The opening of the TWA Hotel today this afternoon at John F. Kennedy Airport may be one of the most anticipated events of 2019. The redevelopment has certainly been tailor-made for PR moments – the arrival of a 1958 TWA Constellation plane “Connie” to Times Square, the creation of a lounge version of the hotel inside 1 World Trade Center, the Louis Vuitton Cruise 2020 fashion show, and more. But the restoration, reuse, and re-opening of this space really belongs to the passionate TWA community, who have been long-anticipating this moment, and the long list of design firms, artisans, and others who have worked on this project – some for several decades.
In 2012, when we were one of the first media outlets granted access into the TWA Flight Center, we were overwhelmed by the over 100 responses in comments on our piece by former TWA employees who shared their stories and memories of working and walking through the terminal. Today, at the press opening we spoke with former TWA flight attendant, Marcia Bytnar-Rouse, whose sister was also a flight attendant and was supposed to be on TWA Flight 800. Standing in front of the Solari departure board, she told us, “This board means a lot. All we would hear is it go, click click click click. The green [light], the red. Beautiful. We always said we’re more than a company, we’re a family. It’s like a family reunion back at our house.”
In anticipation of the opening of the TWA Hotel, we also spoke with Beyer Blinder Belle architect Richard Southwick (also the recent subject in the debut of our column NYC Makers, who has been working on the restoration of the Eero Saarinen-designed TWA Flight Center since 1994. He shared with us many design features not to miss when visiting the new 512-room hotel. Beyer Blinder Belle is also the architecture firm of record for the new hotel, with Lubrano Ciavarra Architects as the Hotel Design Architect, Stonehill Taylor for guest room interior design and the design of the Connie cocktail bar, INC Architects for event space interior design, and MCR/MORSE Development as the developer.
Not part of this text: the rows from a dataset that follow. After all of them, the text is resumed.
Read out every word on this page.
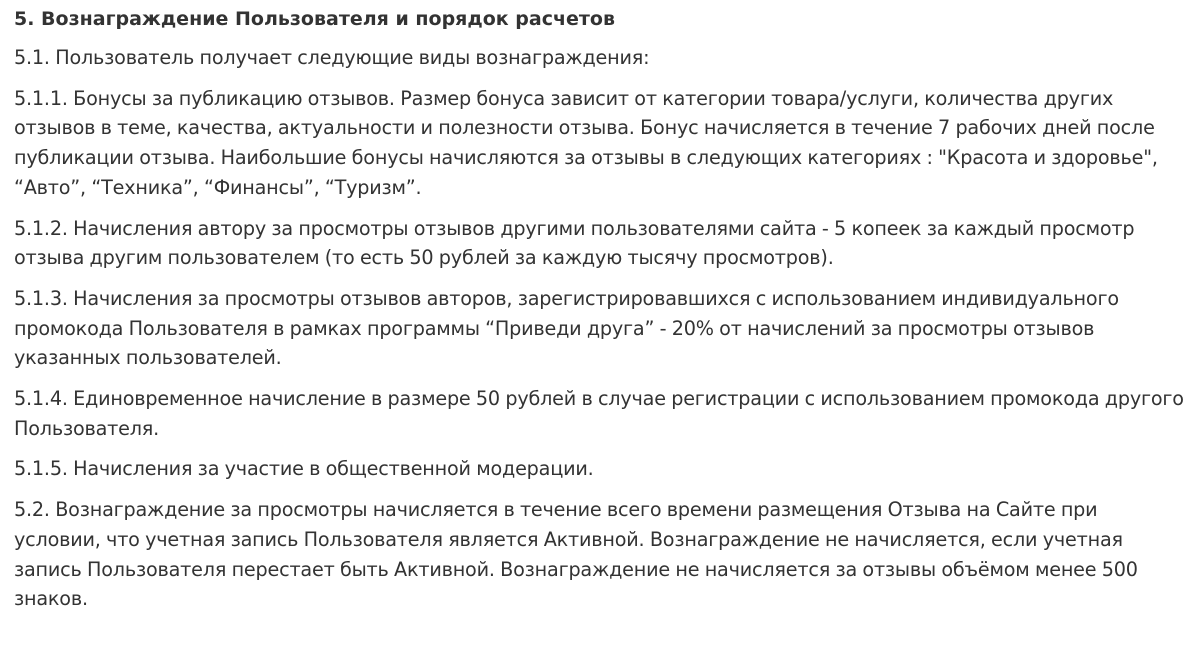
5. Вознаграждение Пользователя и порядок расчетов

5.1. Пользователь получает следующие виды вознаграждения:

5.1.1. Бонусы за публикацию отзывов. Размер бонуса зависит от категории товара/услуги, количества других отзывов в теме, качества, актуальности и полезности отзыва. Бонус начисляется в течение 7 рабочих дней после публикации отзыва. Наибольшие бонусы начисляются за отзывы в следующих категориях : "Красота и здоровье", “Авто”, “Техника”, “Финансы”, “Туризм”.

5.1.2. Начисления автору за просмотры отзывов другими пользователями сайта - 5 копеек за каждый просмотр отзыва другим пользователем (то есть 50 рублей за каждую тысячу просмотров).

5.1.3. Начисления за просмотры отзывов авторов, зарегистрировавшихся с использованием индивидуального промокода Пользователя в рамках программы “Приведи друга” - 20% от начислений за просмотры отзывов указанных пользователей.

5.1.4. Единовременное начисление в размере 50 рублей в случае регистрации с использованием промокода другого Пользователя.

5.1.5. Начисления за участие в общественной модерации.

5.2. Вознаграждение за просмотры начисляется в течение всего времени размещения Отзыва на Сайте при условии, что учетная запись Пользователя является Активной. Вознаграждение не начисляется, если учетная запись Пользователя перестает быть Активной. Вознаграждение не начисляется за отзывы объёмом менее 500 знаков.
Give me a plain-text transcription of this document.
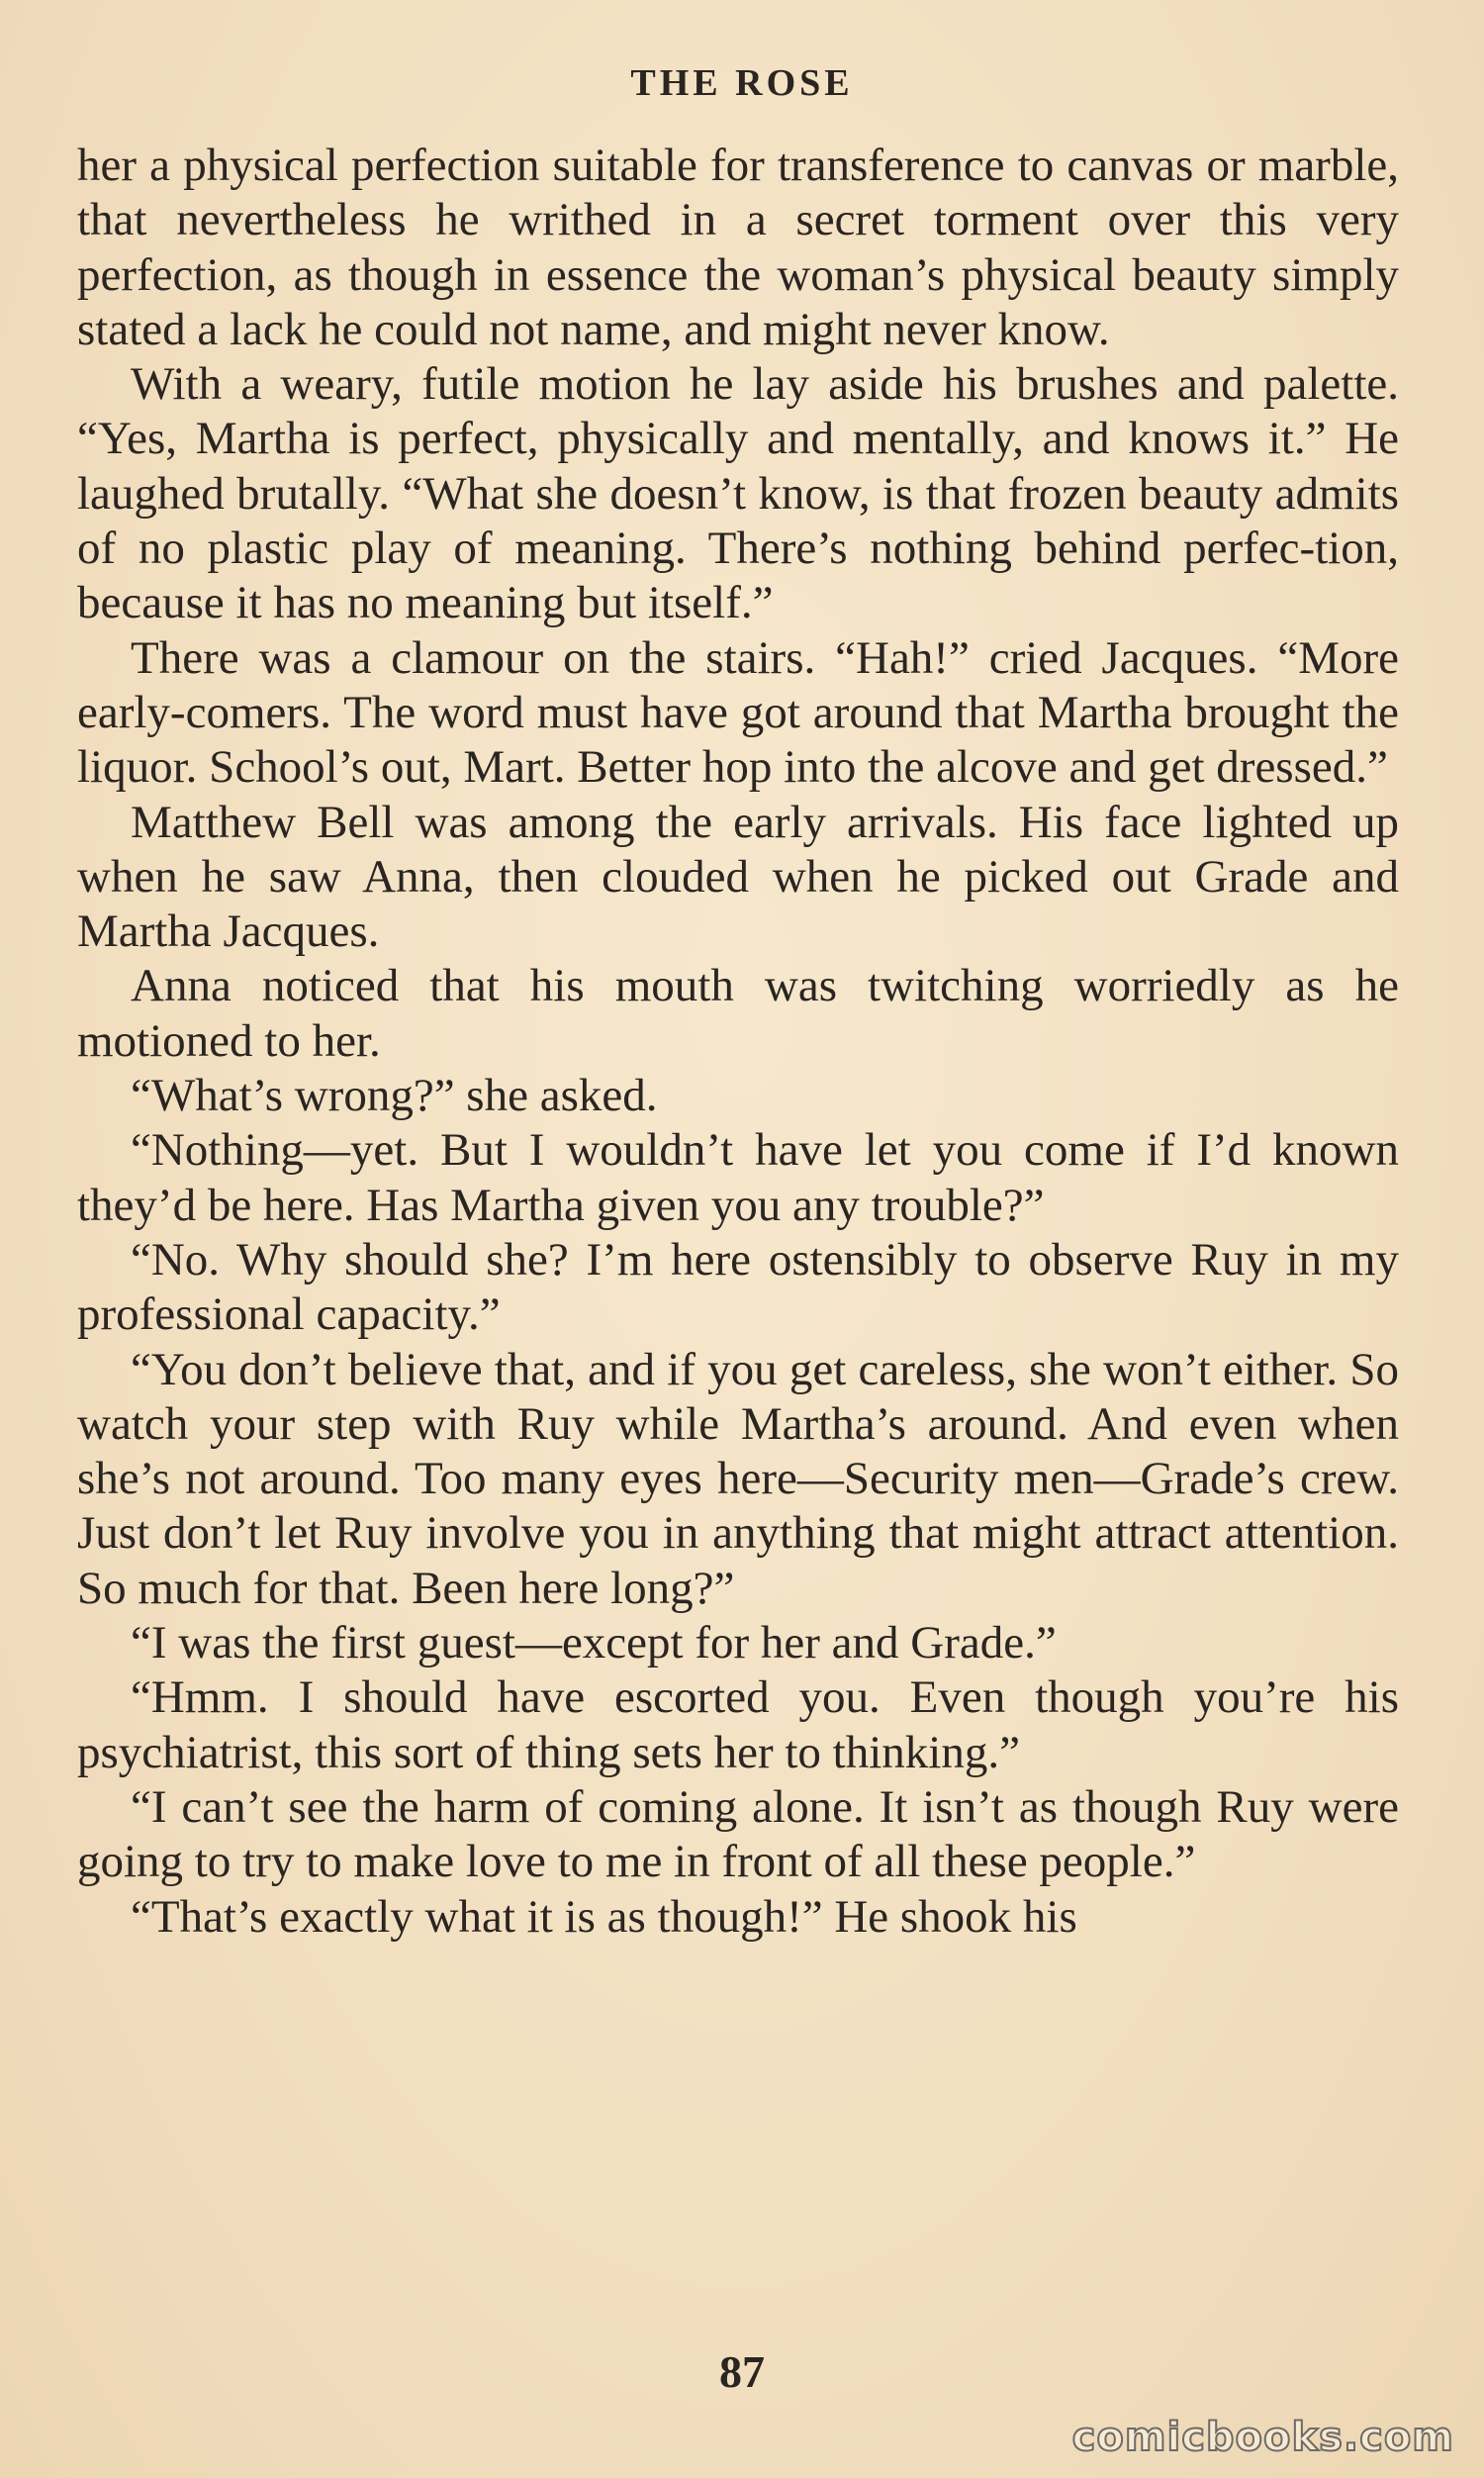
THE ROSE

her a physical perfection suitable for transference to canvas or marble, that nevertheless he writhed in a secret torment over this very perfection, as though in essence the woman’s physical beauty simply stated a lack he could not name, and might never know.

With a weary, futile motion he lay aside his brushes and palette. “Yes, Martha is perfect, physically and mentally, and knows it.” He laughed brutally. “What she doesn’t know, is that frozen beauty admits of no plastic play of meaning. There’s nothing behind perfec-tion, because it has no meaning but itself.”

There was a clamour on the stairs. “Hah!” cried Jacques. “More early-comers. The word must have got around that Martha brought the liquor. School’s out, Mart. Better hop into the alcove and get dressed.”

Matthew Bell was among the early arrivals. His face lighted up when he saw Anna, then clouded when he picked out Grade and Martha Jacques.

Anna noticed that his mouth was twitching worriedly as he motioned to her.

“What’s wrong?” she asked.

“Nothing—yet. But I wouldn’t have let you come if I’d known they’d be here. Has Martha given you any trouble?”

“No. Why should she? I’m here ostensibly to observe Ruy in my professional capacity.”

“You don’t believe that, and if you get careless, she won’t either. So watch your step with Ruy while Martha’s around. And even when she’s not around. Too many eyes here—Security men—Grade’s crew. Just don’t let Ruy involve you in anything that might attract attention. So much for that. Been here long?”

“I was the first guest—except for her and Grade.”

“Hmm. I should have escorted you. Even though you’re his psychiatrist, this sort of thing sets her to thinking.”

“I can’t see the harm of coming alone. It isn’t as though Ruy were going to try to make love to me in front of all these people.”

“That’s exactly what it is as though!” He shook his

87
comicbooks.com
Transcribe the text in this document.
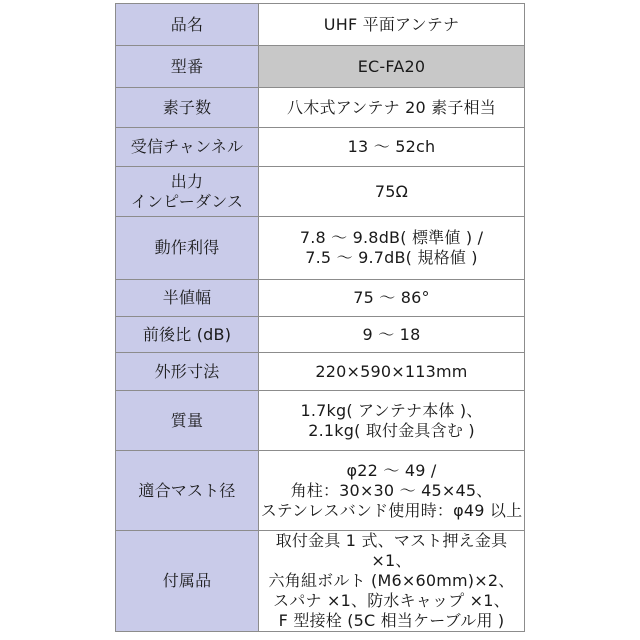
品名	UHF 平面アンテナ
型番	EC-FA20
素子数	八木式アンテナ 20 素子相当
受信チャンネル	13 ～ 52ch
出力
インピーダンス	75Ω
動作利得	7.8 ～ 9.8dB( 標準値 ) /
7.5 ～ 9.7dB( 規格値 )
半値幅	75 ～ 86°
前後比 (dB)	9 ～ 18
外形寸法	220×590×113mm
質量	1.7kg( アンテナ本体 )、
2.1kg( 取付金具含む )
適合マスト径	φ22 ～ 49 /
角柱：30×30 ～ 45×45、
ステンレスバンド使用時：φ49 以上
付属品	取付金具 1 式、マスト押え金具 ×1、
六角組ボルト (M6×60mm)×2、
スパナ ×1、防水キャップ ×1、
F 型接栓 (5C 相当ケーブル用 )
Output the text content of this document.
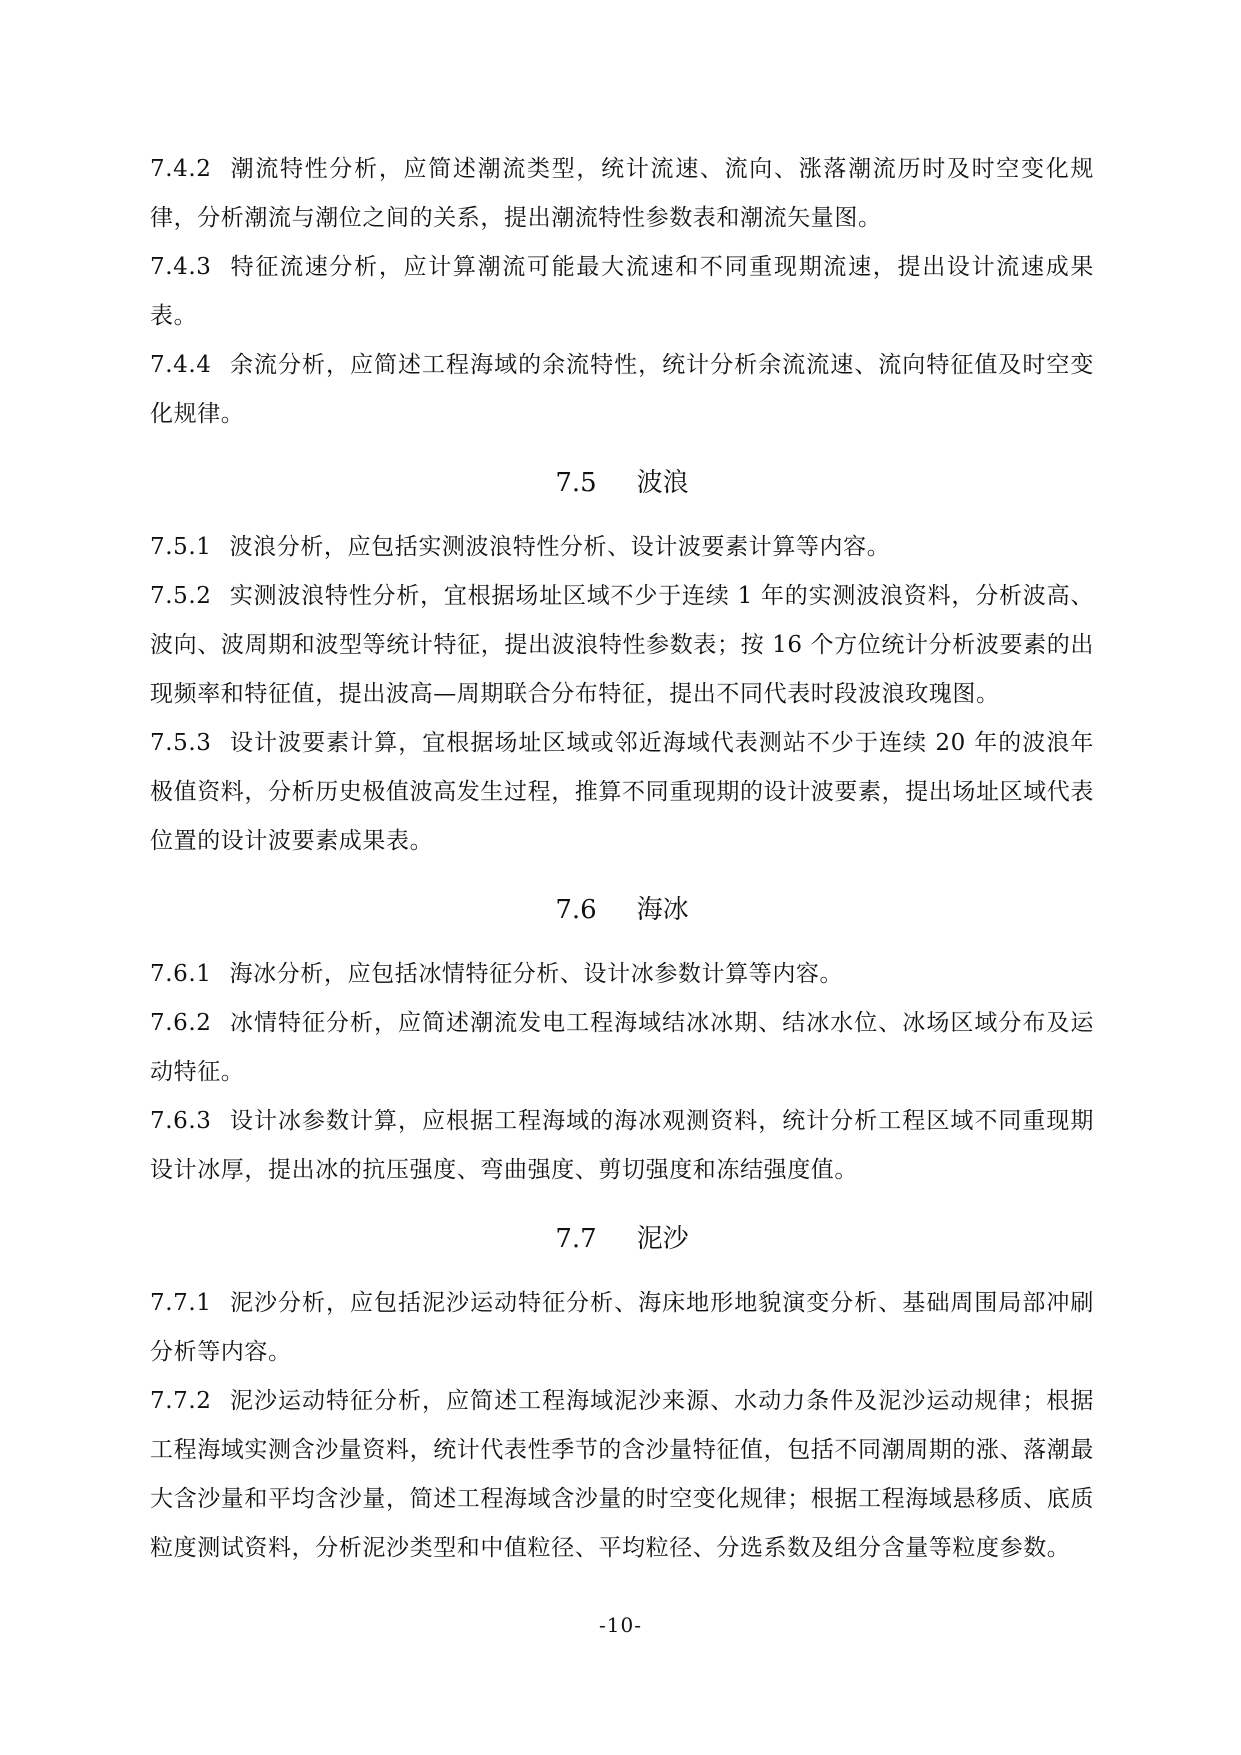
7.4.2 潮流特性分析，应简述潮流类型，统计流速、流向、涨落潮流历时及时空变化规律，分析潮流与潮位之间的关系，提出潮流特性参数表和潮流矢量图。

7.4.3 特征流速分析，应计算潮流可能最大流速和不同重现期流速，提出设计流速成果表。

7.4.4 余流分析，应简述工程海域的余流特性，统计分析余流流速、流向特征值及时空变化规律。

7.5 波浪

7.5.1 波浪分析，应包括实测波浪特性分析、设计波要素计算等内容。

7.5.2 实测波浪特性分析，宜根据场址区域不少于连续 1 年的实测波浪资料，分析波高、波向、波周期和波型等统计特征，提出波浪特性参数表；按 16 个方位统计分析波要素的出现频率和特征值，提出波高—周期联合分布特征，提出不同代表时段波浪玫瑰图。

7.5.3 设计波要素计算，宜根据场址区域或邻近海域代表测站不少于连续 20 年的波浪年极值资料，分析历史极值波高发生过程，推算不同重现期的设计波要素，提出场址区域代表位置的设计波要素成果表。

7.6 海冰

7.6.1 海冰分析，应包括冰情特征分析、设计冰参数计算等内容。

7.6.2 冰情特征分析，应简述潮流发电工程海域结冰冰期、结冰水位、冰场区域分布及运动特征。

7.6.3 设计冰参数计算，应根据工程海域的海冰观测资料，统计分析工程区域不同重现期设计冰厚，提出冰的抗压强度、弯曲强度、剪切强度和冻结强度值。

7.7 泥沙

7.7.1 泥沙分析，应包括泥沙运动特征分析、海床地形地貌演变分析、基础周围局部冲刷分析等内容。

7.7.2 泥沙运动特征分析，应简述工程海域泥沙来源、水动力条件及泥沙运动规律；根据工程海域实测含沙量资料，统计代表性季节的含沙量特征值，包括不同潮周期的涨、落潮最大含沙量和平均含沙量，简述工程海域含沙量的时空变化规律；根据工程海域悬移质、底质粒度测试资料，分析泥沙类型和中值粒径、平均粒径、分选系数及组分含量等粒度参数。

-10-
Southwick tells us that the redevelopment aimed to capture the essence of the original design, but with a modern sensibility, particularly in areas of new construction. “We’ve always used the term ‘What would Saarinen do’ today? We never want to replicate precisely what would have been done sixty years ago. We want to really capture the spirit, the ethos and the design sensibility of the original designer.” As such, the conference center and hotel rooms, he says, allow for much wider references in terms of architectural and interior design, beyond the TWA Flight Center itself. The design in those areas pays homage to and is inspired by other works by Saarinen. Southwick says, “You can start to play this game – which Saarinen building is referenced here?”
And so without further ado, here are 10 fun design facts to look out for when visiting the new TWA Hotel! We’ll be staying overnight at the hotel tonight so follow our adventures on Instagram @untappedcities!
1. The TWA Hotel Preserves the Eero Saarinen-Designed TWA Flight Center
As an exterior and interior New York City Landmark, the TWA Flight Center had to be redeveloped carefully and sensitively. All new construction sits outside the original tubes (made famous by Leonardo Dicaprio in Catch Me If You Can) so that if you are sitting in the red Sunken Lounge inside the Flight Center (now a lobby bar run by the Gerber Group) you will not see anything new obstructing the view (apart from the Jet Blue terminal that opened in 2008). To make the view feel even more like the original, a large concrete roof over the conference center is designed to replicate a runway, replete with runway lights and a vintage 1958 TWA Constellation airplane, affectionately known as “Connie.”
On the interior of the original Flight Center, Southwick tells us that apart from an old baggage area “every other use of the flight center is almost exactly what was there historically – waiting areas, cocktail lounges, ticket check-in for airline passengers now is hotel check-in, the other check-in is going to be the food hall.” In total there will be six restaurants, eight bars, a rooftop infinity pool, a 10,000 square foot public observation deck, and 50,000 square feet of event and conference space.